The abnormalities all converge on and can affect the brain, and fall into five categories. First, there are anatomic, physiologic and electrical abnormalities in the brain [5
]. Second, various elements of the immune system are chronically activated and in some people those elements are exhausted—perhaps secondary to years of chronic activation [5
]. This includes chronic activation of the brain’s innate immune system—neuroinflammation [6
]. It also includes evidence of autoimmunity, including autoantibodies directed at targets in the central and autonomic nervous system [7
]. Third, there also is evidence of impaired energy metabolism: the person with ME/CFS feels he or she lacks “energy” because his or her cells have a reduced ability to generate energy molecules (adenosine triphosphate, or ATP) [8
]. Along with the abnormalities in energy metabolism, there is associated oxidative stress, or redox imbalance [8
]. Fourth, the autonomic nervous system is dysregulated, one consequence of which appears to be impaired blood flow to the brain [9
]. Fifth, there are characteristic abnormalities of the gut microbiome [10
], with increased numbers of pro-inflammatory bacterial species and decreased numbers of butyrate-producing anti-inflammatory species.
What remains unclear are the mechanistic details as to how the abnormalities in each of these five categories affect each other, and whether one of them is the initial and primary abnormality [5
]. In this next decade, the growing community of global investigators who are studying ME/CFS should place a high priority on refining our understanding of each of these categories of abnormality, and an even higher priority on understanding how they are connected. This is essential for developing good diagnostic tests, and effective treatments.
Whitney Dafoe ends the description of his suffering by emphasizing the silver lining around the cloud that he has lived with for nearly 20 years. He says he has learned a great deal about what is important in life, and that “ME/CFS is the greatest teacher I’ve ever had.”
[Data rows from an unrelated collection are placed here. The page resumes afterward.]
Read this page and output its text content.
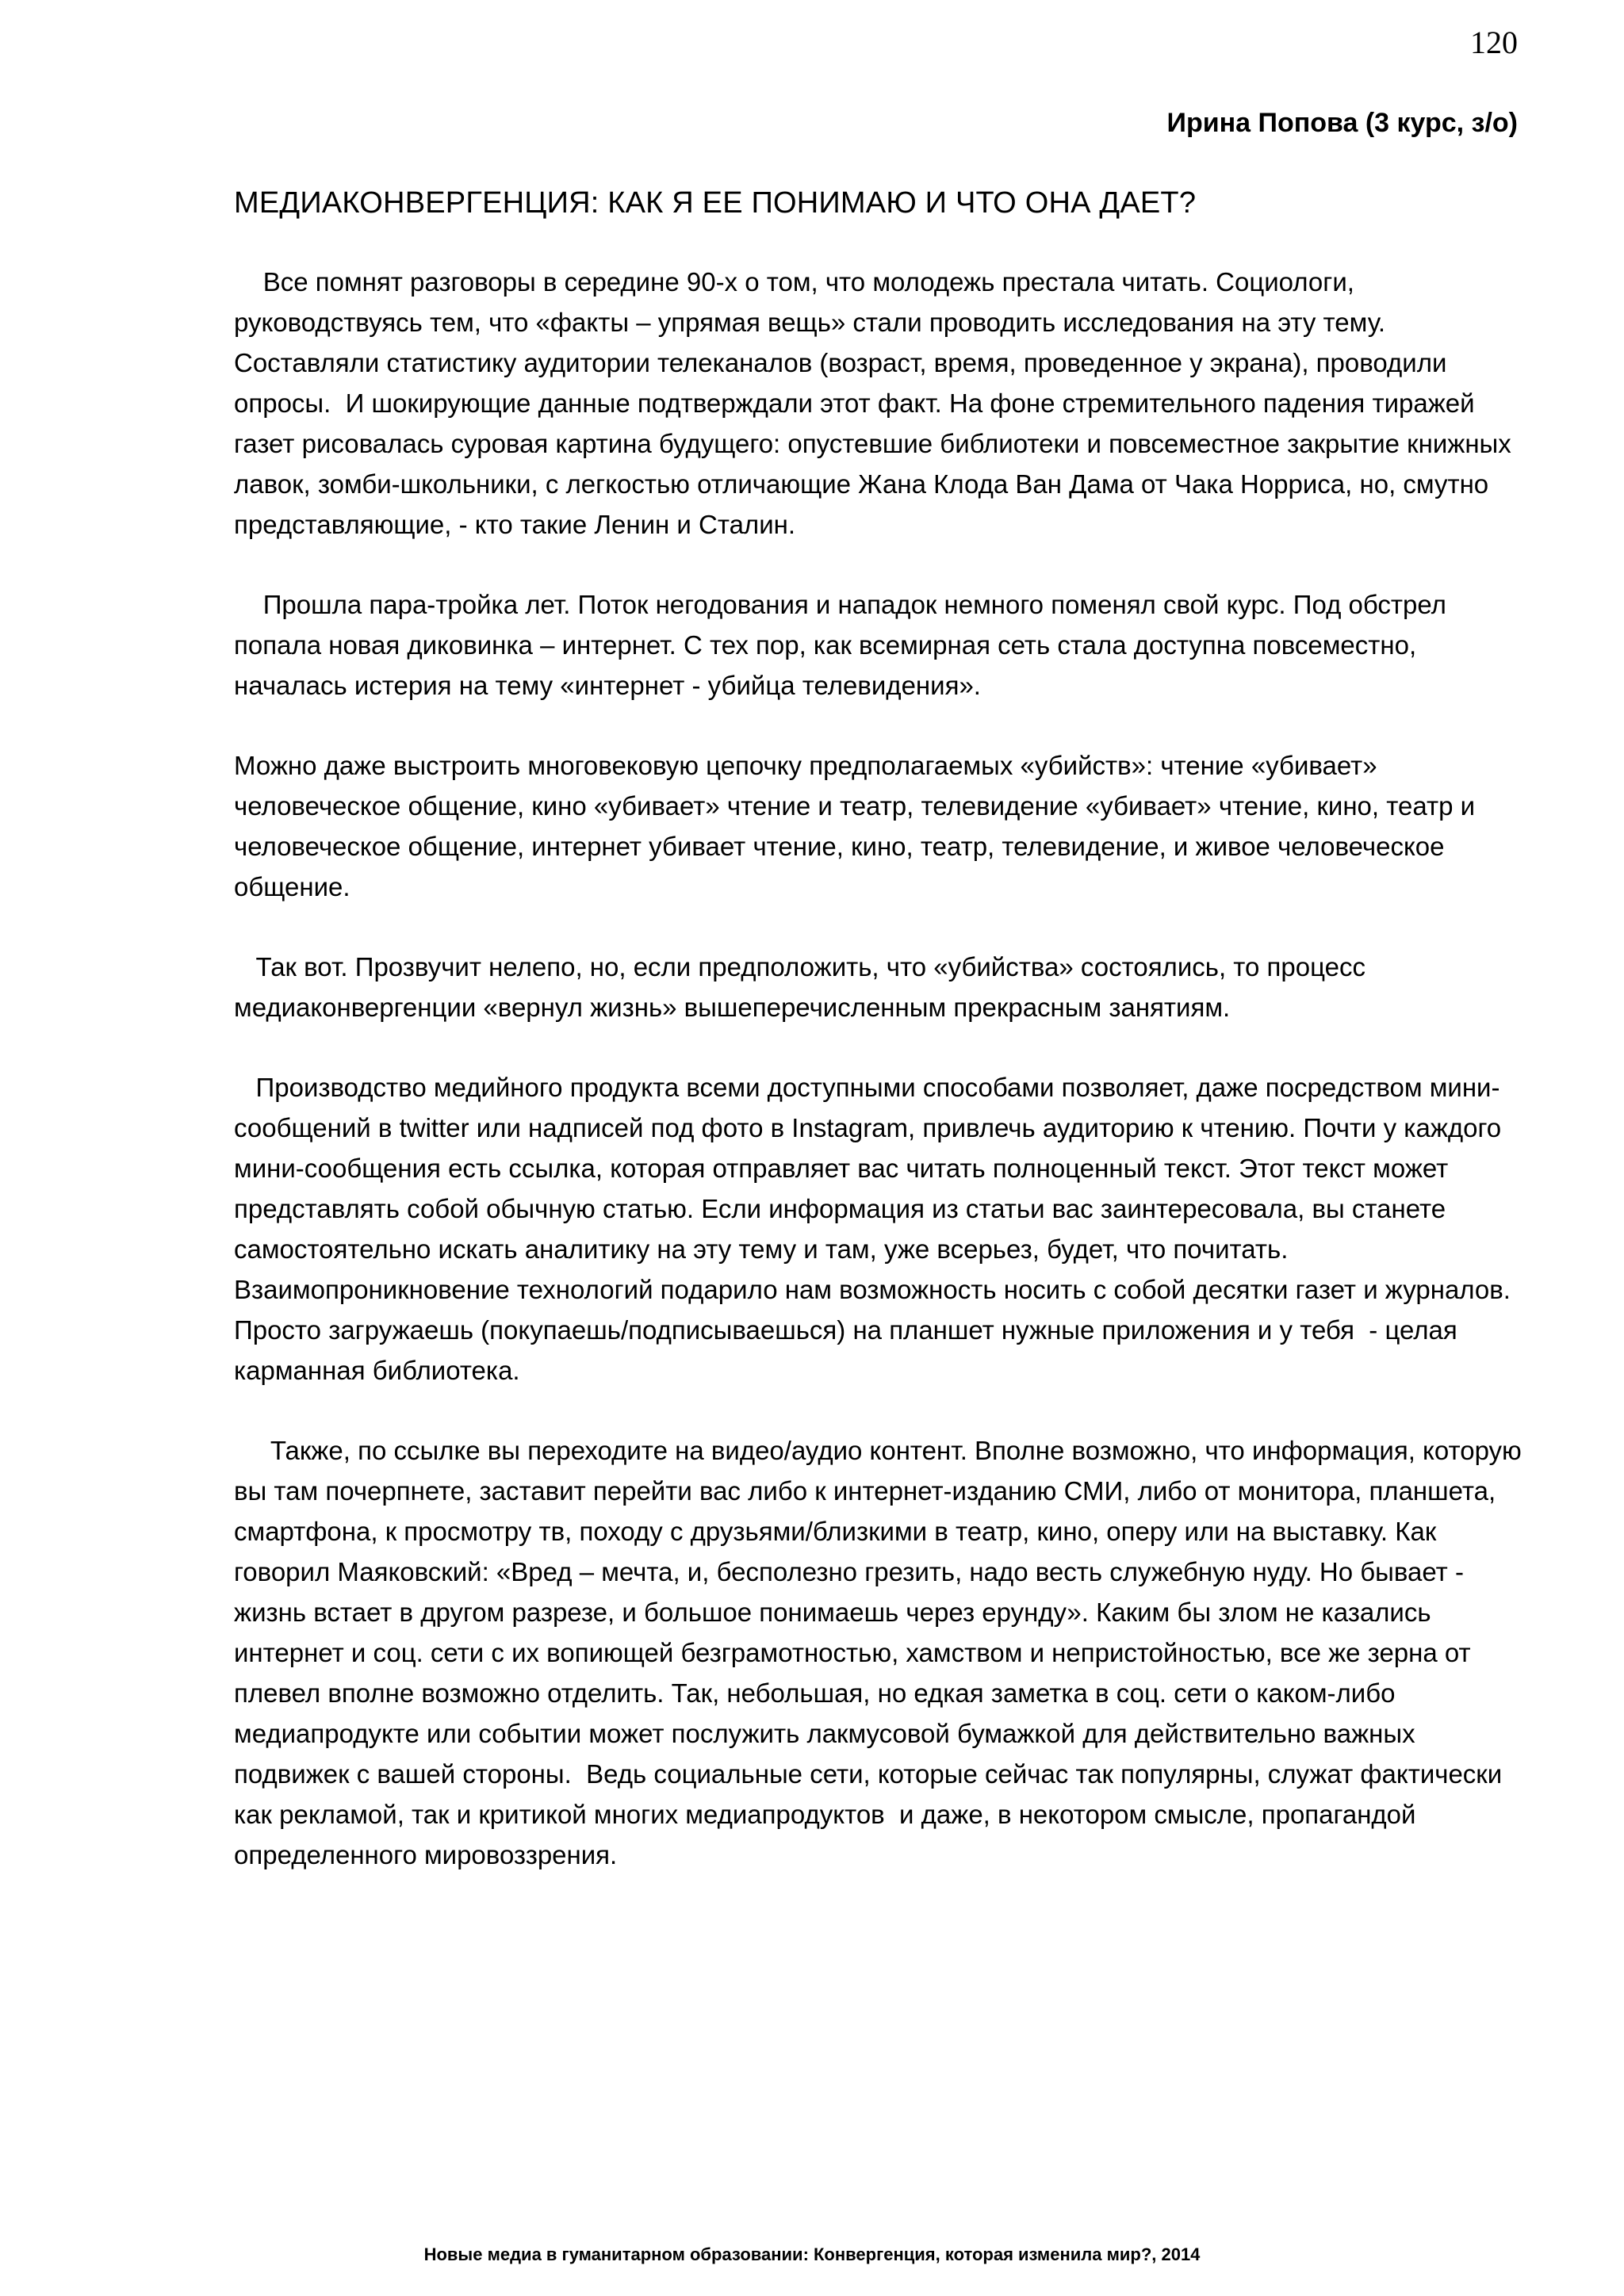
120
Ирина Попова (3 курс, з/о)
МЕДИАКОНВЕРГЕНЦИЯ: КАК Я ЕЕ ПОНИМАЮ И ЧТО ОНА ДАЕТ?

Все помнят разговоры в середине 90-х о том, что молодежь престала читать. Социологи, руководствуясь тем, что «факты – упрямая вещь» стали проводить исследования на эту тему. Составляли статистику аудитории телеканалов (возраст, время, проведенное у экрана), проводили опросы.  И шокирующие данные подтверждали этот факт. На фоне стремительного падения тиражей газет рисовалась суровая картина будущего: опустевшие библиотеки и повсеместное закрытие книжных лавок, зомби-школьники, с легкостью отличающие Жана Клода Ван Дама от Чака Норриса, но, смутно представляющие, - кто такие Ленин и Сталин.

Прошла пара-тройка лет. Поток негодования и нападок немного поменял свой курс. Под обстрел попала новая диковинка – интернет. С тех пор, как всемирная сеть стала доступна повсеместно, началась истерия на тему «интернет - убийца телевидения».

Можно даже выстроить многовековую цепочку предполагаемых «убийств»: чтение «убивает» человеческое общение, кино «убивает» чтение и театр, телевидение «убивает» чтение, кино, театр и человеческое общение, интернет убивает чтение, кино, театр, телевидение, и живое человеческое общение.

Так вот. Прозвучит нелепо, но, если предположить, что «убийства» состоялись, то процесс медиаконвергенции «вернул жизнь» вышеперечисленным прекрасным занятиям.

Производство медийного продукта всеми доступными способами позволяет, даже посредством мини-сообщений в twitter или надписей под фото в Instagram, привлечь аудиторию к чтению. Почти у каждого мини-сообщения есть ссылка, которая отправляет вас читать полноценный текст. Этот текст может представлять собой обычную статью. Если информация из статьи вас заинтересовала, вы станете самостоятельно искать аналитику на эту тему и там, уже всерьез, будет, что почитать. Взаимопроникновение технологий подарило нам возможность носить с собой десятки газет и журналов. Просто загружаешь (покупаешь/подписываешься) на планшет нужные приложения и у тебя  - целая карманная библиотека.

Также, по ссылке вы переходите на видео/аудио контент. Вполне возможно, что информация, которую вы там почерпнете, заставит перейти вас либо к интернет-изданию СМИ, либо от монитора, планшета, смартфона, к просмотру тв, походу с друзьями/близкими в театр, кино, оперу или на выставку. Как говорил Маяковский: «Вред – мечта, и, бесполезно грезить, надо весть служебную нуду. Но бывает - жизнь встает в другом разрезе, и большое понимаешь через ерунду». Каким бы злом не казались интернет и соц. сети с их вопиющей безграмотностью, хамством и непристойностью, все же зерна от плевел вполне возможно отделить. Так, небольшая, но едкая заметка в соц. сети о каком-либо медиапродукте или событии может послужить лакмусовой бумажкой для действительно важных подвижек с вашей стороны.  Ведь социальные сети, которые сейчас так популярны, служат фактически как рекламой, так и критикой многих медиапродуктов  и даже, в некотором смысле, пропагандой определенного мировоззрения.

Новые медиа в гуманитарном образовании: Конвергенция, которая изменила мир?, 2014
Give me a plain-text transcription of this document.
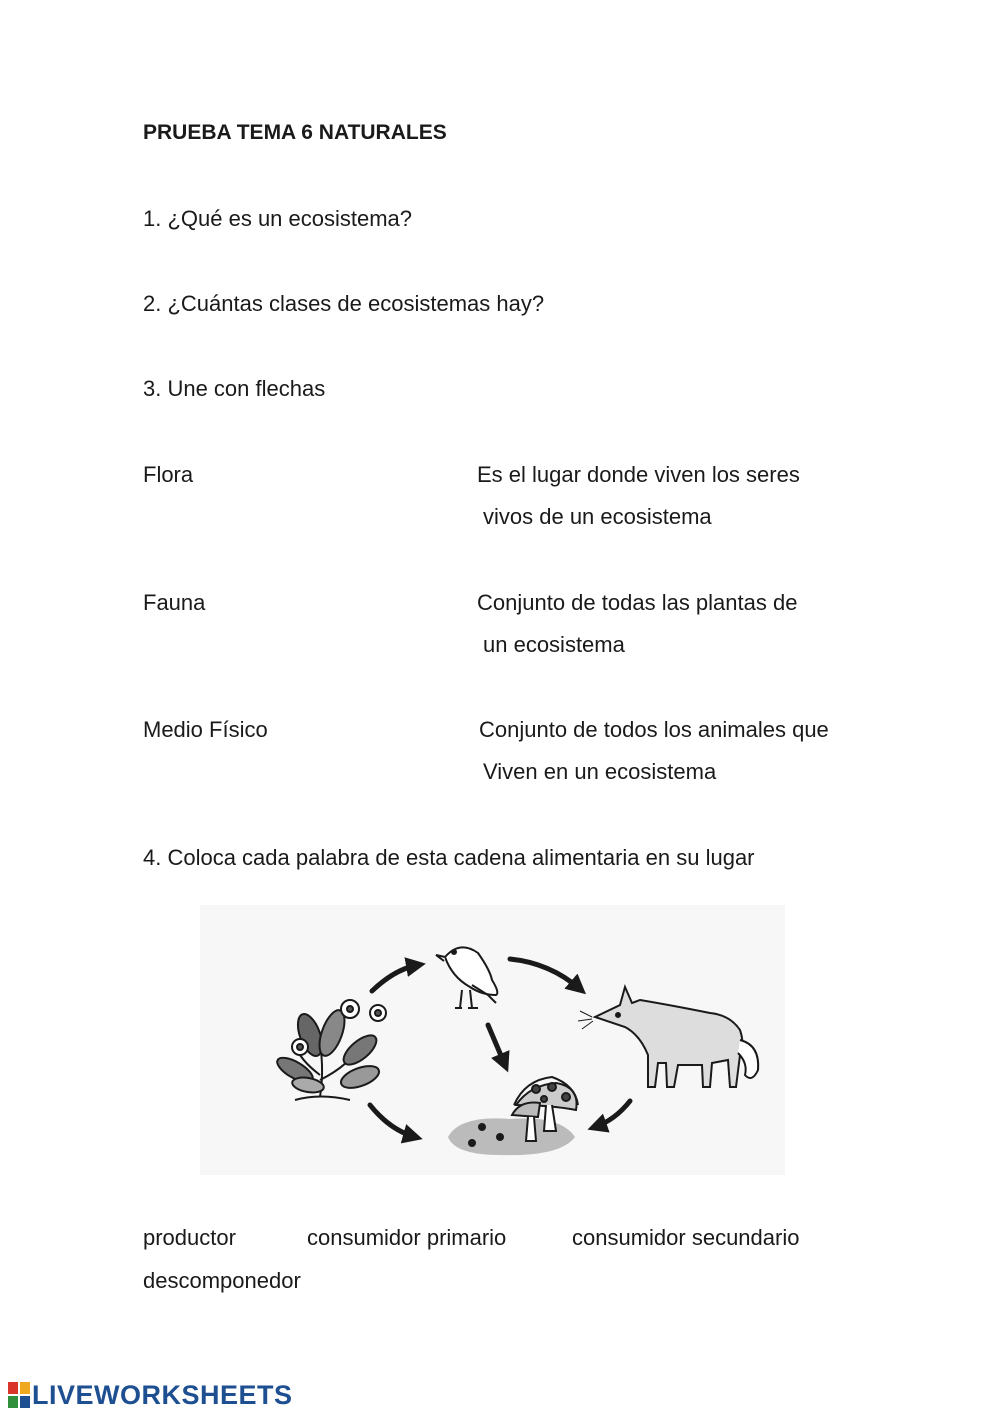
PRUEBA TEMA 6 NATURALES
1. ¿Qué es un ecosistema?
2. ¿Cuántas clases de ecosistemas hay?
3. Une con flechas
Flora	Es el lugar donde viven los seres
vivos de un ecosistema
Fauna	Conjunto de todas las plantas de
un ecosistema
Medio Físico	Conjunto de todos los animales que
Viven en un ecosistema
4. Coloca cada palabra de esta cadena alimentaria en su lugar
productor	consumidor primario	consumidor secundario
descomponedor
LIVEWORKSHEETS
I would like to think that ME/CFS will also prove to be a great teacher to the growing community of physicians and biomedical investigators involved in caring for and studying the illness. In particular, I speculate that the connections between the various abnormalities involving the central and autonomic nervous system, immune system, energy metabolism, redox imbalance, and the human microbiome that have been noted in ME/CFS will prove to be central also to the pathophysiology of many other diseases.
In particular, the COVID-19 pandemic appears to be producing millions of new cases of an ME/CFS-like condition [11
], and NIH has allocated more than $
1 billion to study this and other post-COVID chronic illnesses. Hopefully, this investment will produce more answers.
Of the personal lessons that I, as a physician, have learned from ME/CFS, perhaps the most important is that, if patients tell you they are suffering, your default assumption should be to believe them—even if you cannot find an answer with the diagnostic technology you first deploy. Above all, never succumb to the temptation to dismiss the patient’s symptoms because you cannot explain them. That may ease your anxiety, but it only multiplies the patient’s suffering.